Georgia O'KeeffeGeorgia O'Keeffe is known for her brilliantly colored paintings with confident shapes and simple
patterns. She painted a great many floral paintings which were large pieces with the flower exaggerated and enlarged to completely fill the canvas,
then stylized to their most essential forms. She is also known for her Southwest paintings which include adobe buildings, desert mountain panoramas
or floating cow skulls against rich blue skies. The emphasis on the simplest aspects of the shapes created a surrealistic dynamic that is
captivating. O'Keeffe was born on November 15, 1887 in Sun Prairie, Wisconsin. She knew from a young age that she would be an artist when she grew
up. She studied first at the Art Institute of Chicago. After stopping her education due to a bout of typhoid, she resumed study in 1907 at the Art
Student League in New York.
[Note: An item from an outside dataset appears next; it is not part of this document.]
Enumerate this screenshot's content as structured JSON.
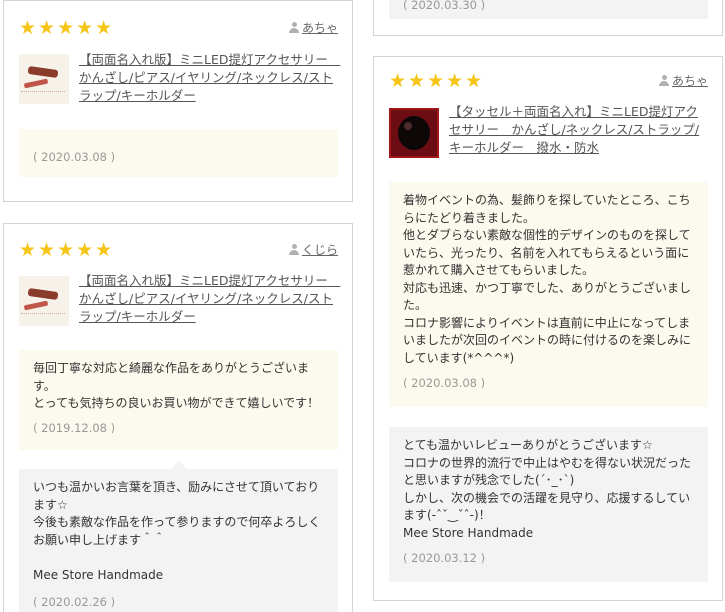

She was following a family tradition of educated women- an idea not prevalent at that time. Even as she excelled in her
studies it was believed that she would end up teaching art rather than making it. Georgia moved for a time with her family to Virginia, but in
1914, when a teaching job opened in Amarillo, Texas, she took it. After two years she went to New York's Columbia Teacher's College, and took a job
at Columbia College in South Carolina. Georgia O'Keeffe's friend Anita Pollitzer was taken by O'Keeffe's works and took some samples to show Alfred
Steiglitz at the 291 Gallery in New York. Some sources say that she did so without O'Keeffe's permission. Steiglitz was a respected Gallery curator
and artist himself, and O'Keeffe respected his opinion, but even though he loved them it took some negotiations with O'Keeffe to convince her to
let him exhibit her work. O'Keeffe returned to Texas and worked at the West Texas Normal College while painting the scenes she loved, and hiking
the Palo Duro Canyon. An illness caused her to quit her job- or perhaps it was her radical political views clashing with her colleagues. In any
case, she returned to New York at Alfred Steiglitz's urging. After several years of cohabitation, Steiglitz divorced his wife and they married when
she was 23 and he was 54. O'Keeffe was not enthusiastic, however. Their many trips to the Steiglitz family home in the Adirondacks were the
inspiration for many paintings. They spent several years living in a New York City hotel, and her view there also served as inspiration. It was in
New York that she painted her first large flower paintings. Beck Strand was a friend who invited O'Keeffe on a trip to Taos New Mexico at a time
when the artist was craving new scenery to paint. Steiglitz didn't like travel and firmly stayed in New York except for occasional uncomfortable
forays elsewhere with O'Keeffe. She spent all her summers in Taos from then on, and when Steiglitz died in 1946, she moved there permanently. She
purchased a hacienda at Ghost Ranch, New Mexico and it became her lair for much of the remainder of her life. Her eyesight began to fail in the
early seventies and by 1972 she could no longer see well enough to paint. A young man named Juan Hamilton, a potter, came to do odd jobs for
O'Keeffe and ultimately became her closest companion in her later years. Many felt he was using her for his own ends, but O'Keeffe liked him and he
stayed. She even did a bit of pottery herself while knowing him. At the very end of her life she moved to Santa Fe, New Mexico. It was there that
she died in 1986 at the age of 98. She was cremated the next day and Juan Hamilton scattered her ashes from Pedernal Mountain as she had requested.